Some 2.8 million doses are going out each day, which is a good thing, but what has helped reverse Michigan’s path to staying ahead of covid are a couple of variants, one of which is spreading quickly there.

But, and this is where Arkansas can take a cue, one of the reasons blamed for this new surge in Michigan is a relaxation of covid restrictions and a relaxation of people’s habits to wear masks and socially distance — in short, to continue taking covid seriously.

Sen. Garner said he didn’t think his bill would get rid of “all mandatory face covering requirements,” according to a story in the Arkansas Democrat-Gazette. But Sen. Clarke Tucker, a Democrat from Little Rock, said that is exactly what Garner’s bill would do.

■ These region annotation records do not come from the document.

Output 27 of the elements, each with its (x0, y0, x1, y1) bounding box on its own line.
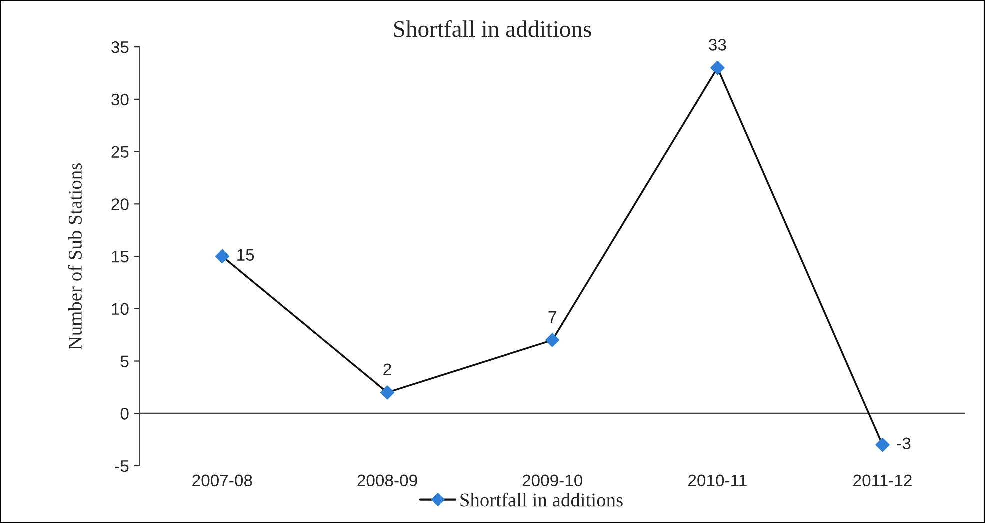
y-tick-label: 0 (120, 408, 129, 420)
data-label: 7 (548, 312, 556, 323)
y-tick-label: 10 (112, 303, 129, 316)
y-tick-label: 35 (112, 41, 129, 54)
y-tick-label: 30 (112, 94, 129, 106)
y-tick-label: -5 (115, 460, 129, 472)
point (710, 60, 725, 76)
x-tick-label: 2007-08 (192, 474, 252, 487)
y-axis-title: Number of Sub Stations (68, 164, 82, 350)
y-tick-label: 25 (112, 146, 129, 158)
point (876, 438, 890, 452)
x-tick-label: 2010-11 (688, 474, 747, 487)
y-tick-label: 20 (112, 198, 129, 210)
x-tick-label: 2009-10 (522, 474, 583, 487)
chart-title: Shortfall in additions (394, 20, 592, 38)
data-label: 15 (238, 249, 254, 262)
point (546, 333, 560, 348)
x-tick-label: 2011-12 (854, 474, 912, 487)
point (215, 249, 230, 264)
y-tick-label: 5 (120, 356, 129, 368)
point (380, 386, 395, 400)
x-tick-label: 2008-09 (358, 474, 418, 487)
data-label: 33 (709, 39, 726, 51)
legend-label: Shortfall in additions (460, 492, 623, 507)
data-label: 2 (384, 364, 392, 376)
data-label: -3 (897, 438, 911, 450)
y-tick-label: 15 (112, 251, 129, 263)
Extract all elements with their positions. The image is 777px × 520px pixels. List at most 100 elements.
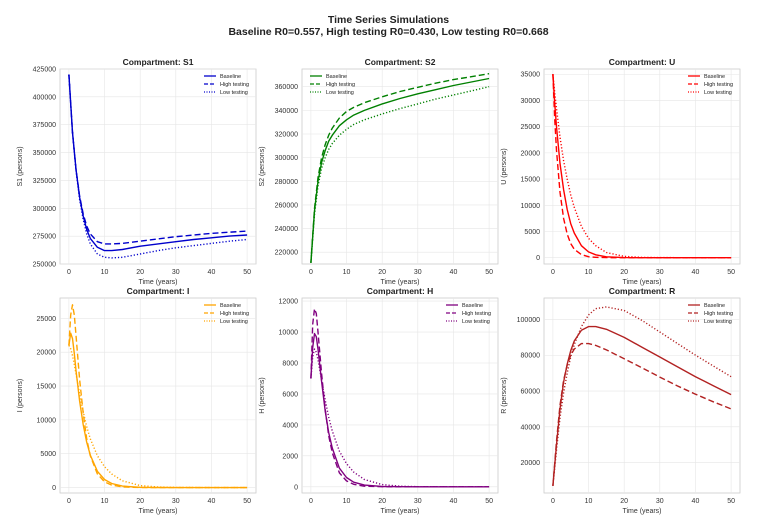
series-line-high-testing <box>552 342 732 486</box>
y-tick-label: 12000 <box>279 299 299 306</box>
y-tick-label: 360000 <box>275 84 298 91</box>
y-tick-label: 425000 <box>33 67 56 74</box>
y-tick-label: 15000 <box>521 177 541 184</box>
series-line-high-testing <box>310 308 490 488</box>
y-tick-label: 20000 <box>521 150 541 157</box>
y-tick-label: 350000 <box>33 150 56 157</box>
chart-panel-1: 0 10 20 30 40 50 250000 275000 300000 325000 35000… <box>17 57 257 286</box>
y-axis-label: S1 (persons) <box>17 146 24 186</box>
x-tick-label: 0 <box>551 498 555 505</box>
y-tick-label: 20000 <box>37 350 57 357</box>
y-tick-label: 300000 <box>275 155 298 162</box>
legend-label: Baseline <box>462 303 483 309</box>
y-tick-label: 80000 <box>521 353 541 360</box>
x-tick-label: 0 <box>67 498 71 505</box>
plot-area <box>301 68 499 265</box>
chart-title: Compartment: I <box>127 286 190 296</box>
y-tick-label: 375000 <box>33 122 56 129</box>
y-axis-label: S2 (persons) <box>259 146 266 186</box>
series-line-baseline <box>310 332 490 488</box>
x-tick-label: 40 <box>692 498 700 505</box>
series-line-low-testing <box>68 345 248 489</box>
y-tick-label: 25000 <box>37 316 57 323</box>
x-tick-label: 30 <box>656 498 664 505</box>
y-tick-label: 275000 <box>33 234 56 241</box>
x-tick-label: 20 <box>620 269 628 276</box>
chart-title: Compartment: S2 <box>365 57 436 67</box>
x-tick-label: 30 <box>414 269 422 276</box>
legend-label: Low testing <box>704 90 732 96</box>
y-tick-label: 8000 <box>282 361 298 368</box>
y-tick-label: 250000 <box>33 262 56 269</box>
y-axis-label: I (persons) <box>17 379 24 412</box>
plot-area <box>543 68 741 265</box>
legend-label: Baseline <box>704 303 725 309</box>
x-tick-label: 0 <box>67 269 71 276</box>
chart-title: Compartment: H <box>367 286 434 296</box>
x-tick-label: 30 <box>414 498 422 505</box>
x-tick-label: 10 <box>343 498 351 505</box>
x-tick-label: 10 <box>101 269 109 276</box>
x-tick-label: 10 <box>101 498 109 505</box>
x-tick-label: 20 <box>378 498 386 505</box>
plot-area <box>59 297 257 494</box>
y-tick-label: 10000 <box>279 330 299 337</box>
y-tick-label: 5000 <box>524 229 540 236</box>
y-tick-label: 320000 <box>275 132 298 139</box>
x-tick-label: 40 <box>208 269 216 276</box>
y-tick-label: 35000 <box>521 72 541 79</box>
y-tick-label: 0 <box>536 255 540 262</box>
x-tick-label: 0 <box>551 269 555 276</box>
x-axis-label: Time (years) <box>138 279 177 286</box>
legend-label: High testing <box>704 82 733 88</box>
series-line-low-testing <box>310 348 490 488</box>
x-tick-label: 10 <box>585 498 593 505</box>
y-tick-label: 60000 <box>521 389 541 396</box>
x-axis-label: Time (years) <box>622 279 661 286</box>
x-tick-label: 0 <box>309 269 313 276</box>
plot-area <box>543 297 741 494</box>
x-axis-label: Time (years) <box>380 279 419 286</box>
y-axis-label: U (persons) <box>501 148 508 185</box>
legend-label: Baseline <box>220 74 241 80</box>
y-tick-label: 220000 <box>275 250 298 257</box>
y-tick-label: 240000 <box>275 226 298 233</box>
x-tick-label: 0 <box>309 498 313 505</box>
chart-title: Compartment: S1 <box>123 57 194 67</box>
x-tick-label: 20 <box>620 498 628 505</box>
figure-subtitle: Baseline R0=0.557, High testing R0=0.430… <box>228 26 549 38</box>
y-tick-label: 0 <box>294 484 298 491</box>
chart-panel-6: 0 10 20 30 40 50 20000 40000 60000 80000 100000 Com… <box>501 286 741 515</box>
legend-label: Low testing <box>326 90 354 96</box>
chart-panel-5: 0 10 20 30 40 50 0 2000 4000 6000 8000 10000 12000 Co… <box>259 286 499 515</box>
y-tick-label: 15000 <box>37 384 57 391</box>
y-axis-label: R (persons) <box>501 377 508 414</box>
y-tick-label: 100000 <box>517 317 540 324</box>
x-tick-label: 50 <box>243 498 251 505</box>
y-tick-label: 0 <box>52 485 56 492</box>
plot-area <box>301 297 499 494</box>
series-line-baseline <box>310 77 490 263</box>
x-tick-label: 50 <box>727 269 735 276</box>
x-axis-label: Time (years) <box>138 508 177 515</box>
series-line-low-testing <box>552 74 732 259</box>
series-line-low-testing <box>310 86 490 263</box>
x-tick-label: 40 <box>208 498 216 505</box>
x-axis-label: Time (years) <box>622 508 661 515</box>
y-tick-label: 300000 <box>33 206 56 213</box>
legend-label: High testing <box>220 311 249 317</box>
y-tick-label: 40000 <box>521 424 541 431</box>
y-tick-label: 400000 <box>33 94 56 101</box>
y-tick-label: 10000 <box>37 417 57 424</box>
series-line-high-testing <box>68 74 248 245</box>
y-tick-label: 325000 <box>33 178 56 185</box>
x-tick-label: 20 <box>378 269 386 276</box>
y-tick-label: 30000 <box>521 98 541 105</box>
series-line-high-testing <box>310 73 490 263</box>
legend-label: Baseline <box>326 74 347 80</box>
y-tick-label: 25000 <box>521 124 541 131</box>
x-tick-label: 20 <box>136 269 144 276</box>
legend-label: High testing <box>326 82 355 88</box>
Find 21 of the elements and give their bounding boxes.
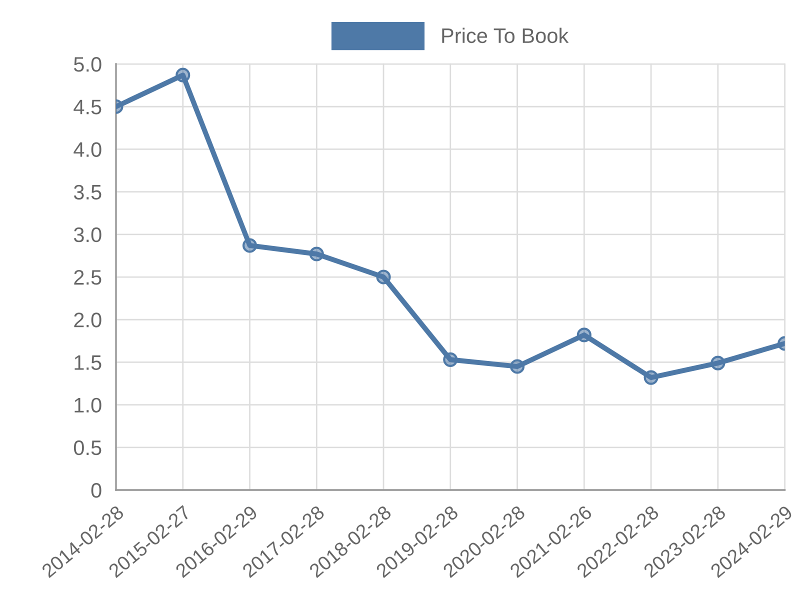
y-tick-label: 2.0 bbox=[74, 312, 102, 328]
y-tick-label: 1.0 bbox=[74, 398, 102, 413]
y-tick-label: 3.5 bbox=[74, 184, 102, 200]
point bbox=[644, 370, 658, 385]
point bbox=[510, 359, 525, 374]
y-tick-label: 2.5 bbox=[74, 270, 102, 285]
y-tick-label: 4.5 bbox=[74, 100, 102, 114]
y-tick-label: 4.0 bbox=[74, 142, 102, 157]
point bbox=[710, 356, 726, 370]
y-tick-label: 3.0 bbox=[74, 227, 102, 242]
point bbox=[443, 352, 458, 367]
point bbox=[242, 238, 258, 253]
point bbox=[376, 270, 391, 284]
y-tick-label: 0.5 bbox=[74, 440, 102, 456]
point bbox=[576, 328, 592, 342]
y-tick-label: 1.5 bbox=[74, 355, 102, 370]
point bbox=[176, 68, 190, 82]
y-tick-label: 0 bbox=[91, 483, 102, 498]
point bbox=[309, 246, 324, 262]
y-tick-label: 5.0 bbox=[74, 57, 102, 72]
legend-label: Price To Book bbox=[442, 28, 569, 44]
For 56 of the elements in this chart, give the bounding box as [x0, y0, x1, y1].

Gov. Asa Hutchinson, who just suspended Arkansas’ mask-wearing requirement, called Garner’s legislation “pointless.” The governor also said the bill would keep private businesses, schools and hospitals from demanding people wear masks and that he would veto it in its present form. (Golf clap here)

Again, we applaud Pine Bluff Mayor Shirley Washington, Jefferson County Judge Gerald Robinson and Sheriff Lafayette Woods Jr., all of whom have said that their employees must continue to wear masks and that anyone walking into buildings operated by any of the three have to wear masks as well.

Our elected leaders are simply following the advice from the CDC, which bases its statements on scientific evidence. What Trent Garner bases his legislative proposals on, well, we’d all like to know that.